Scholars have objected strongly to the edition of "Mark Twain’s Adventures of Tom Sawyer and Huckleberry Finn" from NewSouth, although the controversy so far has resulted in few advanced sales; the book ranked No. 50,999 on Amazon.com as of Friday afternoon. Twain biographer Kaplan said he was "bitterly amused" by the new text. Powers calls the changes an "abomination" and a disservice to education.

"’Huckleberry Finn’ and the use of ‘nigger’ is the ultimate teachable moment in American literature," Powers says. "It cries out for conversation between teachers and students. It cries out for context."

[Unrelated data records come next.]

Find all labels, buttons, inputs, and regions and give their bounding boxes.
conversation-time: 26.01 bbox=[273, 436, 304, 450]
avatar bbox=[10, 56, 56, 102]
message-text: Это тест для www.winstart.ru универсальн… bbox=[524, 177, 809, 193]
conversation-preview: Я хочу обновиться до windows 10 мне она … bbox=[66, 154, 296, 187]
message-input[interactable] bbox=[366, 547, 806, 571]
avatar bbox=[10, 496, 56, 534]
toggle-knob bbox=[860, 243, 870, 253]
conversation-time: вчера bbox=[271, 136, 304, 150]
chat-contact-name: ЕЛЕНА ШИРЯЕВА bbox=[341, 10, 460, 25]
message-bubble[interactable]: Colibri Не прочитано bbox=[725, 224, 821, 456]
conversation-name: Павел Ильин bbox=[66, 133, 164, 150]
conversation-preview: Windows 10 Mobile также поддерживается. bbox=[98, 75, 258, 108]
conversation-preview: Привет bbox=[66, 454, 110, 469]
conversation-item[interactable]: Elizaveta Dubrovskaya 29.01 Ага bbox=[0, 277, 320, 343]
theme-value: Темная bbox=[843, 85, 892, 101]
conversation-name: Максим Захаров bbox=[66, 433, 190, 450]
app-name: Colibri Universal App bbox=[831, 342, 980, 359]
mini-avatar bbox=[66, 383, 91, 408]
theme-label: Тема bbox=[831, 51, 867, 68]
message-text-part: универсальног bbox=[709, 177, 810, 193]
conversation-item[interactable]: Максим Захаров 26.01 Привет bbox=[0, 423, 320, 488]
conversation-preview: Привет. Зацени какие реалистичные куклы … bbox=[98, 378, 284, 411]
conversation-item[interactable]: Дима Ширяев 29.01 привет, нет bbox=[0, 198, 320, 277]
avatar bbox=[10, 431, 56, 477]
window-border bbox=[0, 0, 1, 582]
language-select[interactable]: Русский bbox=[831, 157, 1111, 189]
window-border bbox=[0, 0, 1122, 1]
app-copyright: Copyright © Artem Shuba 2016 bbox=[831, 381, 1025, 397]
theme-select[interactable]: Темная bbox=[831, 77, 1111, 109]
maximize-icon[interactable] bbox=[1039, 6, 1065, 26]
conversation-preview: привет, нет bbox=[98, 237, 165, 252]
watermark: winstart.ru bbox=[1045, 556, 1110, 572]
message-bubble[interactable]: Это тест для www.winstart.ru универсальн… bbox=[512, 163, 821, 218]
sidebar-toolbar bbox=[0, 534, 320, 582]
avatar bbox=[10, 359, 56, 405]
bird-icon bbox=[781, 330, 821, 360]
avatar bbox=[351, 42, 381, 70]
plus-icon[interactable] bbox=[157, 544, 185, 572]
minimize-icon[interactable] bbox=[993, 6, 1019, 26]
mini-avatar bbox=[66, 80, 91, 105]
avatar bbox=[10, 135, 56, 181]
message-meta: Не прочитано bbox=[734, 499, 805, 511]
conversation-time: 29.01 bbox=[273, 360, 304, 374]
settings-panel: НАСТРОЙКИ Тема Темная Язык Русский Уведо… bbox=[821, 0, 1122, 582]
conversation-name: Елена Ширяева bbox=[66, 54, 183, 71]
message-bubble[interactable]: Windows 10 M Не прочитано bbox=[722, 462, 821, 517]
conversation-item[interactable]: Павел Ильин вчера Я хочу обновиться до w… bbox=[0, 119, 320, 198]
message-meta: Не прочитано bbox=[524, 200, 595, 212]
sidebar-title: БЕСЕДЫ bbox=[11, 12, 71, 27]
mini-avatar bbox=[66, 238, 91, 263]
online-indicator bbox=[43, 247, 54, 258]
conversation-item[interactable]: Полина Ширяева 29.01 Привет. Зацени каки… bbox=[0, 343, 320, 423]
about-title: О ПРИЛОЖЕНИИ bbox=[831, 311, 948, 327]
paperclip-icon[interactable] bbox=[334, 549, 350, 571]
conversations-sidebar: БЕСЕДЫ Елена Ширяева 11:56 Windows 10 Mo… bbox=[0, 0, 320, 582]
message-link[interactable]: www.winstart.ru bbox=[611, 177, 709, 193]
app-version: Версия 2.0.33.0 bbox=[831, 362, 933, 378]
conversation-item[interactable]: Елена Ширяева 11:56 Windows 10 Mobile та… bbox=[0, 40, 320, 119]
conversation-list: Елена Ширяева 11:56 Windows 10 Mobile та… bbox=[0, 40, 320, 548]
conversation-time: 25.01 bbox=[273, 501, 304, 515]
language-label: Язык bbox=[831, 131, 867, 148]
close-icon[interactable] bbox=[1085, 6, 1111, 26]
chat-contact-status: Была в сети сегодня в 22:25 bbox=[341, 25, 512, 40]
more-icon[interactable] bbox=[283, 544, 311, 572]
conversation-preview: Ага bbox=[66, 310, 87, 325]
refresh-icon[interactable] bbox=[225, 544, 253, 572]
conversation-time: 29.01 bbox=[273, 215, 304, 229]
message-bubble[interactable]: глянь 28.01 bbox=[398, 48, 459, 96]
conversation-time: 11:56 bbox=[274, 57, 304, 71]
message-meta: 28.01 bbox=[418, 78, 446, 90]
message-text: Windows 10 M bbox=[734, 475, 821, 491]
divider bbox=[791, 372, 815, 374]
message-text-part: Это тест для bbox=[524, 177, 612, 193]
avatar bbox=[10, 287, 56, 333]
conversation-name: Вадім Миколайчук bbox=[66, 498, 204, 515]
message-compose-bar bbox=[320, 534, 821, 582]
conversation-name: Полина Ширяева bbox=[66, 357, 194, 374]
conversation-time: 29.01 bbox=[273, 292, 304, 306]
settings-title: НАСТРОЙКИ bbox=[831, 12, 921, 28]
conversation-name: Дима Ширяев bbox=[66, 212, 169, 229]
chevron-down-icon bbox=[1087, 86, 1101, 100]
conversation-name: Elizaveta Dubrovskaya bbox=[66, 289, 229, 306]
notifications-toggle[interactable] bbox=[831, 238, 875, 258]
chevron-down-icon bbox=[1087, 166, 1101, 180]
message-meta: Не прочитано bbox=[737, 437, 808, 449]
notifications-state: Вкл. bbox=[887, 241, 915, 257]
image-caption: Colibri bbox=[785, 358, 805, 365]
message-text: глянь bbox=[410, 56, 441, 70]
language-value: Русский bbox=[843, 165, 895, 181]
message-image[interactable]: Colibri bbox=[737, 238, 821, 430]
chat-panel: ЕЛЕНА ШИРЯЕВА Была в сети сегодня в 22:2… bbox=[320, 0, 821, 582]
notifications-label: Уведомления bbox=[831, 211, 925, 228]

The book’s editor, Twain scholar Alan Gribben, writes in the introduction that he had taught Twain’s work for years and that students were relieved when he chose not to recite any troubling words. He said softening the language would bring new readers and described Twain as "a notoriously commercial writer who watched for every opportunity to enlarge the mass market for his works.

"He presumably would have been quick to adapt his language if he could have foreseen how today’s audiences recoil at racial slurs in a culturally altered country," Gribben writes.

"That’s ridiculous," Powers said. "It’s like people who ask what would Mark Twain think of women’s lib? You can’t assume that and then use that as a pretext for eviscerating a work of art."

"That is completely disingenuous," adds mystery novelist Walter Mosley, who wrote an introduction for a book of Twain detective stories. "They can say, Well, Mark Twain liked to make a buck.’ But he’s not making anything out of this."